Rapat Pleno Dewan Pers menentukan ada atau tidak adanya konflik
kepentingan itu. Ahli dari Dewan Pers tidak dapat memberikan
keterangan untuk dua pihak atau lebih sekaligus yang berlawanan
dalam suatu perkara yang sama.

Apakah benar Kode Etik Jurnalistik mengekang kemerdekaan pers, karena keberadaan Kode Etik Jurnalistik membatasi kemerdekaan pers?

Sama sekali tidak benar! Adanya Kode Etik Jurnalistik bukannya mengekang kemerdekaan pers tetapi justru sebaliknya. Kode Etik Jurnalistik menjaga dan mempertahankan kemerdekaan pers. Sesuai dengan sifat etika profesi yang dibuat dari oleh dan untuk kalangan profesi itu sendiri, Kode Etik Jurnalistik dibuat sudah sesuai dengan kebutuhan dan tuntutan jurnalis (wartawan) sehingga keberadaan Kode Etik Jurnalistik justru mampu mempertahankan harkat dan martabat pekerjaan wartawan. Dengan adanya Kode Etik Jurnalistik bukan saja wartawan dapat terhindar dari anarki, malpraktek dan persaingan tidak sehat sesama wartawan, tetapi juga wartawan memperoleh semacam perlindungan atau tameng dari kemungkinan tindakan-tindakan publik atau siapapun yang mencoba merongrong dan membatasi kemerdekaan pers dengan berbagai cara yang tidak sesuai dengan Kode Etik Jurnalistik. Jadi, tegasnya, adanya Kode Etik Jurnalistik bukannya mengekang kemerdekaan pers sebaliknya malah menjaga dan mempertahankan kemerdekaan pers. Jadi, sama sekali tidak benar Kode Etik Jurnalistik mengekang kemerdekaan pers.
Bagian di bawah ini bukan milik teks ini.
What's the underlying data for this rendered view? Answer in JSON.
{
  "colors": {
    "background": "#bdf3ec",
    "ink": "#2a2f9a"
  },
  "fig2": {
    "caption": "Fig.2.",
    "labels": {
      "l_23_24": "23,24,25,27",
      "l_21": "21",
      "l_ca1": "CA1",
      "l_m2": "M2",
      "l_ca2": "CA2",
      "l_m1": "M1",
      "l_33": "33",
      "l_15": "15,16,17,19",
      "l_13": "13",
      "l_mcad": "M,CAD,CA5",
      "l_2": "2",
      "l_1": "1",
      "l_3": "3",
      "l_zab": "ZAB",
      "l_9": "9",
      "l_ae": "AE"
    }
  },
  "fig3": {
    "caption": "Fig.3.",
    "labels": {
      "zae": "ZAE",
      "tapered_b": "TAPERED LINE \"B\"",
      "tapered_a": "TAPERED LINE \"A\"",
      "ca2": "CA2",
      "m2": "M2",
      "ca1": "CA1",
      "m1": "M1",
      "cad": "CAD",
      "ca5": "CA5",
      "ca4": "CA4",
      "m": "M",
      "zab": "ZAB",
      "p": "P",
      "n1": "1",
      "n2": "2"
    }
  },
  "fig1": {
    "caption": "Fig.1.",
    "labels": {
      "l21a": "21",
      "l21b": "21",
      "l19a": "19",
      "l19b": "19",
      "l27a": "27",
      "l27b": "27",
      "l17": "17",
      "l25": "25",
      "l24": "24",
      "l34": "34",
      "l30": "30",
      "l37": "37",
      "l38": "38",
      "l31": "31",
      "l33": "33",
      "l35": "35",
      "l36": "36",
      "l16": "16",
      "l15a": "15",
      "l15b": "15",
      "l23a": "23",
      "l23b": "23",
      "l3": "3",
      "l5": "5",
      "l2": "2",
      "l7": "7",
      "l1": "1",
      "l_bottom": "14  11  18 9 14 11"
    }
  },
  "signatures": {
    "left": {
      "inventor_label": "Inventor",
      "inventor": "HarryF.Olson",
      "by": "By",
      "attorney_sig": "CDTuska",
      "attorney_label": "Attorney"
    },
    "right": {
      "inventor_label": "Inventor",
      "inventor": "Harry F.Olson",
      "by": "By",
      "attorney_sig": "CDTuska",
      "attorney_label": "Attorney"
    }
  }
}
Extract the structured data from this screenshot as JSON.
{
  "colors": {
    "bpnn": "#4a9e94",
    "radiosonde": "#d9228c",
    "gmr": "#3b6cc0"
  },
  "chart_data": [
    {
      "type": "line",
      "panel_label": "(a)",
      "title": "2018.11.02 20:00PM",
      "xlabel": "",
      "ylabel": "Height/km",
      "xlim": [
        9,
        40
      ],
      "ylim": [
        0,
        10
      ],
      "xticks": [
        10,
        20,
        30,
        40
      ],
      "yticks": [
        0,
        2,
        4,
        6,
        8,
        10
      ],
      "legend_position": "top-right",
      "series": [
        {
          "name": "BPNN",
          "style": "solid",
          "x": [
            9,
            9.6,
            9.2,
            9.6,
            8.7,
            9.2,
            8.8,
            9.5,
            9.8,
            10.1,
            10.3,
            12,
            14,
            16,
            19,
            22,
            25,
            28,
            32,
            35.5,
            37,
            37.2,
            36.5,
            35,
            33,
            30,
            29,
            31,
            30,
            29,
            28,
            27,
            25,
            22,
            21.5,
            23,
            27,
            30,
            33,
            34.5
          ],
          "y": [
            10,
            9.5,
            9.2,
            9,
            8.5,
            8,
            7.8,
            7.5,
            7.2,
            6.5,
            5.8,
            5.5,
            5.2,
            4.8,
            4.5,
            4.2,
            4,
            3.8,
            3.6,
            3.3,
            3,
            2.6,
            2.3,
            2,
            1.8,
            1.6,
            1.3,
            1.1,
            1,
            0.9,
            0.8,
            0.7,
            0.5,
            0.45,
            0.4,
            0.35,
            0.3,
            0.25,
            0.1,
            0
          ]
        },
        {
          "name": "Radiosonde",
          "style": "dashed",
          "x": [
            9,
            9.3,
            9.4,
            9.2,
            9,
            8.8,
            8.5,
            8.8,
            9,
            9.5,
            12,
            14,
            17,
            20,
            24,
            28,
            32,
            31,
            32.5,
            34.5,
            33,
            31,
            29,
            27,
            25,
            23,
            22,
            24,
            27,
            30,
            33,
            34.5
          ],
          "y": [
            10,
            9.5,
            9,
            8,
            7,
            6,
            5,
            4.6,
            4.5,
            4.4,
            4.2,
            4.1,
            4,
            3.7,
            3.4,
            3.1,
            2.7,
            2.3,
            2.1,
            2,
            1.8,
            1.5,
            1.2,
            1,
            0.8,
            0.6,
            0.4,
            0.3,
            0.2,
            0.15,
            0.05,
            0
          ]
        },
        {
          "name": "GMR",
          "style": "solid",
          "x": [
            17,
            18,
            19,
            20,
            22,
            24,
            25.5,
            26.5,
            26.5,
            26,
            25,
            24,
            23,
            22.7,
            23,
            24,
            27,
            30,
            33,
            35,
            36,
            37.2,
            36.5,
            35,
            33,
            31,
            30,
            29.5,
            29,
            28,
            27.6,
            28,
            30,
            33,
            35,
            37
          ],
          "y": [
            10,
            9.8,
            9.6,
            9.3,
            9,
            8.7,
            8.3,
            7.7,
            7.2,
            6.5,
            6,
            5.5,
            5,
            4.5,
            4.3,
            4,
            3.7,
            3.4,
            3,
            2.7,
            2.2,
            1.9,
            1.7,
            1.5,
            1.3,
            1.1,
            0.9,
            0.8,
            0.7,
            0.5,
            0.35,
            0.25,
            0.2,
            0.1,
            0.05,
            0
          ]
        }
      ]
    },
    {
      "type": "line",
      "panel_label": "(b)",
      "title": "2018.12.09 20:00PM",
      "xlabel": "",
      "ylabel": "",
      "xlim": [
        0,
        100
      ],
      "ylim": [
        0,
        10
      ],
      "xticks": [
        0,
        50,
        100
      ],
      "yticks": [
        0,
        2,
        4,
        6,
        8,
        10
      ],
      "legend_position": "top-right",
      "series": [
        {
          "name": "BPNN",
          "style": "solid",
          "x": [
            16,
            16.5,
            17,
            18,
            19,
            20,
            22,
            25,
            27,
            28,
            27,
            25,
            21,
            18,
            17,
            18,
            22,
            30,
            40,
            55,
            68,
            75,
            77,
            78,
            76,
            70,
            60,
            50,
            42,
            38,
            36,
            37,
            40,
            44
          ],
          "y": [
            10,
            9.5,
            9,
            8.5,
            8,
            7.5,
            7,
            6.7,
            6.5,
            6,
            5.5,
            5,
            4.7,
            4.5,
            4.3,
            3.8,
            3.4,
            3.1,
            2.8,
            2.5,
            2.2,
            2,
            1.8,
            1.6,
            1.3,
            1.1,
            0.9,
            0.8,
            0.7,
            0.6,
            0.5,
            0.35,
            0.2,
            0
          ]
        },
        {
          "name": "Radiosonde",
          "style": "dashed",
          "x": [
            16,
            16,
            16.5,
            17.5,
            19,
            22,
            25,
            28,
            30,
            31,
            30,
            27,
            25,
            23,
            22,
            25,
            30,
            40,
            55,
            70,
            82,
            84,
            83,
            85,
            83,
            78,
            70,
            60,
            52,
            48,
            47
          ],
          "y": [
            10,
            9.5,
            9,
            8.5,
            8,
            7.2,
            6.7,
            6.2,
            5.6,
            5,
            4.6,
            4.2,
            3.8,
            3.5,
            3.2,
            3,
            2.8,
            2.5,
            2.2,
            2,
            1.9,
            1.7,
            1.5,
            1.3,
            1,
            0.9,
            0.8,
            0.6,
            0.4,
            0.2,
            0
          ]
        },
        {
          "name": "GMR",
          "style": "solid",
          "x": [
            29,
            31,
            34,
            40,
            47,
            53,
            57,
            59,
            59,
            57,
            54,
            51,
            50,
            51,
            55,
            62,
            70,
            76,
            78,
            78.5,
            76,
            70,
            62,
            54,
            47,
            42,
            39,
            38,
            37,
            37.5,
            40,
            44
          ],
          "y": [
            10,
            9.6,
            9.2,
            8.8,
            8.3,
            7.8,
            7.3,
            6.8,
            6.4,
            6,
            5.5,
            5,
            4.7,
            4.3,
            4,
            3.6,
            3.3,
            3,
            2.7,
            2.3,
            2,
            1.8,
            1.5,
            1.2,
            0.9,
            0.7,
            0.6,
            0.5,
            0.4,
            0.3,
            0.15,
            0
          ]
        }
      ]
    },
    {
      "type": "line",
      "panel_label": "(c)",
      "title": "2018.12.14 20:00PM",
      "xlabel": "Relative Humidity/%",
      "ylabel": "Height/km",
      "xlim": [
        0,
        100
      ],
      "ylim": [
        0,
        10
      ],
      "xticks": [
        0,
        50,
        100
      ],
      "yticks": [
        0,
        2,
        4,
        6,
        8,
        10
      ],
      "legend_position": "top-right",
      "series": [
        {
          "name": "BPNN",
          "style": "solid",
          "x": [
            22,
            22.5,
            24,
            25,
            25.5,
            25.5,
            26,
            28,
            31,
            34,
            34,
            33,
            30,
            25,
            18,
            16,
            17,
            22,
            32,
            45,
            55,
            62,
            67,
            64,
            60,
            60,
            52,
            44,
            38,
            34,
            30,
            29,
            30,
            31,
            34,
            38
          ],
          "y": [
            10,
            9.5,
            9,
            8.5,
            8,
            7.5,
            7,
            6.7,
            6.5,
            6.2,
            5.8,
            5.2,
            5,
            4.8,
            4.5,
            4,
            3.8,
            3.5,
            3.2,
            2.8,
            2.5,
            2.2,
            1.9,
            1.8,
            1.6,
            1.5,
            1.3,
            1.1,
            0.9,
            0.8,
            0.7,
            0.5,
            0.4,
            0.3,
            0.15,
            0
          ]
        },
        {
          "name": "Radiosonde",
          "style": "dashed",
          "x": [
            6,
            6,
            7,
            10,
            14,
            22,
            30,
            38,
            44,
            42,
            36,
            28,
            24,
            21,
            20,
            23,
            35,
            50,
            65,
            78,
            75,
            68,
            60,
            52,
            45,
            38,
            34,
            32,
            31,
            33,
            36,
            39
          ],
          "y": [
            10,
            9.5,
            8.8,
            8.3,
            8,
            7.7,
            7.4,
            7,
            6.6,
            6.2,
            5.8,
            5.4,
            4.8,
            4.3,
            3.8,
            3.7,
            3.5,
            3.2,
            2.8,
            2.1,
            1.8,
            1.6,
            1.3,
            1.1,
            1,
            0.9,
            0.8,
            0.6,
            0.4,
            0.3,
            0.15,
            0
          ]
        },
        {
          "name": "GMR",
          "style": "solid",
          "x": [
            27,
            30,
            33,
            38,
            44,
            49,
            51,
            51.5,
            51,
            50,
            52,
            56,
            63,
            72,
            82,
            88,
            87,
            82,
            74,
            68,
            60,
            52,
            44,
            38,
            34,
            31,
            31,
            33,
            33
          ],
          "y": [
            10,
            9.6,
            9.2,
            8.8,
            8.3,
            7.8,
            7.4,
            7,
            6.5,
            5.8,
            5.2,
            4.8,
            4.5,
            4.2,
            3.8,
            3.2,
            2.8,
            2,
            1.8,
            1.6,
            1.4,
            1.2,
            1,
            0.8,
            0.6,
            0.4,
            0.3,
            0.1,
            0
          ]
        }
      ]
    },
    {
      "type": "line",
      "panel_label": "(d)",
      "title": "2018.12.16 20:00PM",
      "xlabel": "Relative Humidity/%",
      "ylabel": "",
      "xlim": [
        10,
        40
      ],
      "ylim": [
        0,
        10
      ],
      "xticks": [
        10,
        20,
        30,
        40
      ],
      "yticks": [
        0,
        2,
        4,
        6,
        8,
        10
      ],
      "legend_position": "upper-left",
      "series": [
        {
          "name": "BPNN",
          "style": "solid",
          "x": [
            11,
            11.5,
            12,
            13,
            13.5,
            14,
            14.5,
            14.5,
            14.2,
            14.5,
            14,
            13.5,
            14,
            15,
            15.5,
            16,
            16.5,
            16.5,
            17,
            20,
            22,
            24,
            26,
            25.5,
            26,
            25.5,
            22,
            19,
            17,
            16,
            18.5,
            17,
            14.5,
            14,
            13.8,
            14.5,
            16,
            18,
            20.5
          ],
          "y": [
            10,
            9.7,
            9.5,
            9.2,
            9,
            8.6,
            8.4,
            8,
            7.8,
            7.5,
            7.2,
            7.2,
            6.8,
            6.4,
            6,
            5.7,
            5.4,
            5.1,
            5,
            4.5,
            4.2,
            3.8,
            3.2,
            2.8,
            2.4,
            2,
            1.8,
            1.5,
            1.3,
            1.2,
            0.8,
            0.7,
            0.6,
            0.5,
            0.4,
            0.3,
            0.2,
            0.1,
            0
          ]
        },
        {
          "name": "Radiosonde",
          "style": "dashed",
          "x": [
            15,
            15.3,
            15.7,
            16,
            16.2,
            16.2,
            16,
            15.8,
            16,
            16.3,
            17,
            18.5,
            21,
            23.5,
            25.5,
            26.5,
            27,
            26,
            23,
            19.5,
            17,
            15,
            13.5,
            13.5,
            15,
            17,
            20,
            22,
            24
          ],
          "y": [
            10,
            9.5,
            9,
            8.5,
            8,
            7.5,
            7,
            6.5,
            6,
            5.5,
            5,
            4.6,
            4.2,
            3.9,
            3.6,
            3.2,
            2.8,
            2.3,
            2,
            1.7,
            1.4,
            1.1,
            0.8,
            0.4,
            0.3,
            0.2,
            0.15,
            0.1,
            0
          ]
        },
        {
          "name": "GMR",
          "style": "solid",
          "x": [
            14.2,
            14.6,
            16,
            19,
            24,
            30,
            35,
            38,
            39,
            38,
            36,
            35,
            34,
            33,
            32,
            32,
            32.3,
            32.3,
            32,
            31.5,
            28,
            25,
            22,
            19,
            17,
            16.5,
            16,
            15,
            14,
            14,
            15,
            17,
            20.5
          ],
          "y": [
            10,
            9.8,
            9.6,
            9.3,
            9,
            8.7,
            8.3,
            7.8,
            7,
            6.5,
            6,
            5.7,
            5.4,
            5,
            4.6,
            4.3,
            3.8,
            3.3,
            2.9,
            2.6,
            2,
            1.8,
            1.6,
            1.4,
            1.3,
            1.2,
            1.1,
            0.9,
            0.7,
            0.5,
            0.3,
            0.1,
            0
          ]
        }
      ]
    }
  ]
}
Hak jawab dilakukan secara proporsional, apa maksudnya?

Hak jawab dilaksanakan secara proporsional, maksudnya
antara tingkat kekeliruan berita dan cara memperbaiki kekeliruan
berita tersebut haruslah proporsional. Dalam hal ini proporsional
berarti:
a. Hak jawab dilaksanakan pada bagian per bagian atau
secara keseluruhan dari kekeliruan atau ketidakakuratan informasi yang dimasalahkan.
b. Hak jawab dilaksanakan pada tempat atau program yang sama dengan pemberitaan atau karya jurnalistik yang dimasalahkan, kecuali disepakati lain oleh para pihak.
Artinya secara umum, pada media cetak hak jawab harus diletakan pada halaman yang sama dengan berita yang diduga mengandung ketidaktepatan atau ketidakakuratan.
Sedangkan pada media televisi dan radio disiarkan pada program yang sama pula.
c. Tetapi hal itu tidaklah berlaku mutlak. Dengan persetujuan para pihak, hak jawab dapat ditempatkan dimana saja sesuai dengan kesepakatan;
d. Hak jawab dengan persetujuan para pihak formatnya dapat dilakukan dalam bentuk apapun, kecuali dalam
bentuk iklan. Hak jawab dapat dilakukan bentuk ralat, wawancara, profil, features, liputan, talkshow, pesan berjalan, dan komentar media siber atau format lain;
e. Hak jawab dilaksanakan dalam waktu secepatnya,
yakni pada kesempatan pertama sesuai sifat pers yang
bersangkutan;
f. Untuk pers cetak wajib pada edisi berikutnya atau
selambat-lambatnya pada dua edisi berikutnya sejak hak
jawab diterima redaksi;
g. Untuk pers televisi dan radio wajib pada program
berikutnya;
h. Hak jawab dilakukan satu kali untuk setiap pemberitaan di
media yang dimasalahkan;
i. Hak jawab wajib disertai permintaan maaf dalam hal
terdapat kekeliruan atau ketidakakuratan fakta yang
bersifat menghakimi, fitnah dan atau bohong.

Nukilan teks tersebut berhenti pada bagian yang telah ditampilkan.